Altro elemento sensibile su cui riflettere concerne l’ingolfamento del calendario. Fifa e Uefa stanno sempre di più allargando le competizioni. Si parla di un Mondiale a 48 squadre, dopo l’Europeo a 24, e di nuovi tornei tra nazionali negli anni dispari per incrementare gli introiti delle Federazioni. Tutto ciò comporta una moltiplicazione dei rischi di guai muscolari o traumatici. Che senso hanno poi il turn over e la pianificazione di riposi e allenamenti nei club, se poi i migliori giocatori chiamati in Nazionale sono sottoposti a sforzi extra e a metodologie di preparazione del tutto differenti?
Per debellare quello che molti hanno già ribattezzato come il Virus Fifa, per evidenziare come le nazionali restituiscano sempre più di frequente giocatori claudicanti, è indispensabile ripensare il modello di cooperazione club-Nazionali. Un fattore di cambiamento potrebbe essere quello di concentrare, come in altri sport, gli eventi per le Nazionali in un solo mese, magari in estate dopo la fine dei campionati. Questo soprattutto per le gare di qualificazione e almeno quando in campo sono impegnate le Nazionali con il ranking più alto.
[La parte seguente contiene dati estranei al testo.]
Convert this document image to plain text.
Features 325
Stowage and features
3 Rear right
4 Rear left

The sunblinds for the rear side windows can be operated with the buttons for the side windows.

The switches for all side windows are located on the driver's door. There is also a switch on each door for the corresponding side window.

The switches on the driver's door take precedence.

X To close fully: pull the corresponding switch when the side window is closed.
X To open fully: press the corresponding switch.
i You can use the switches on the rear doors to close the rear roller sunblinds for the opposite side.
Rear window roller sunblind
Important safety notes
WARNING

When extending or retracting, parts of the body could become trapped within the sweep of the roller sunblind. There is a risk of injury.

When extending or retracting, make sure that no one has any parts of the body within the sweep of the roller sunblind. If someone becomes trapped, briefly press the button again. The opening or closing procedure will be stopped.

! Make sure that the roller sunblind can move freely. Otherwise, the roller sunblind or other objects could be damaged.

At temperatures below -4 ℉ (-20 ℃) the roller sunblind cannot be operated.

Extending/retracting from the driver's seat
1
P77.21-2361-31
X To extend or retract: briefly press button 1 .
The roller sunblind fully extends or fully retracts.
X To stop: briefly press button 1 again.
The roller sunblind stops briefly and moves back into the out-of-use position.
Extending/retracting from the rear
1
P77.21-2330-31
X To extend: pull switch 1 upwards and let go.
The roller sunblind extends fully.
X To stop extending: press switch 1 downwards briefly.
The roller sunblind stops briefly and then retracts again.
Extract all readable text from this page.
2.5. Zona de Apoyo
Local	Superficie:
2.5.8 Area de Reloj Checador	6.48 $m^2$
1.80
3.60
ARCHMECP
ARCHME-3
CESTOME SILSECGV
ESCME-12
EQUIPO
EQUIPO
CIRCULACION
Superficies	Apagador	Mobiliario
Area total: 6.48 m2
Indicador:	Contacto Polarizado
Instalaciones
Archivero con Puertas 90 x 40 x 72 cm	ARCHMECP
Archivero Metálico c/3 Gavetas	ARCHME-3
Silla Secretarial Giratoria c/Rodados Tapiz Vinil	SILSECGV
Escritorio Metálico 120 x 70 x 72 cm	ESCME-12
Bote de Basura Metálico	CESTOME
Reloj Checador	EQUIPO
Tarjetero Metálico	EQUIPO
Dal punto di vista di club e giocatori, inoltre, si dovrebbe studiare il modo per rendere progressivamente facoltativa la risposta alle convocazioni. Dovrebbe essere una scelta dei giocatori, d’accordo con i club, quella di partecipare alle gare della Nazionale (anziché affidarsi magari a diplomatici certificati medici). Eventualmente limitando l’obbligo di risposta affermativa alla convocazione a due, tre volte a stagione. Percorrere queste o altre strade appare davvero utile per rasserenare il clima e non far tramutare il Virus Fifa in un male deleterio per il calcio delle Nazionali.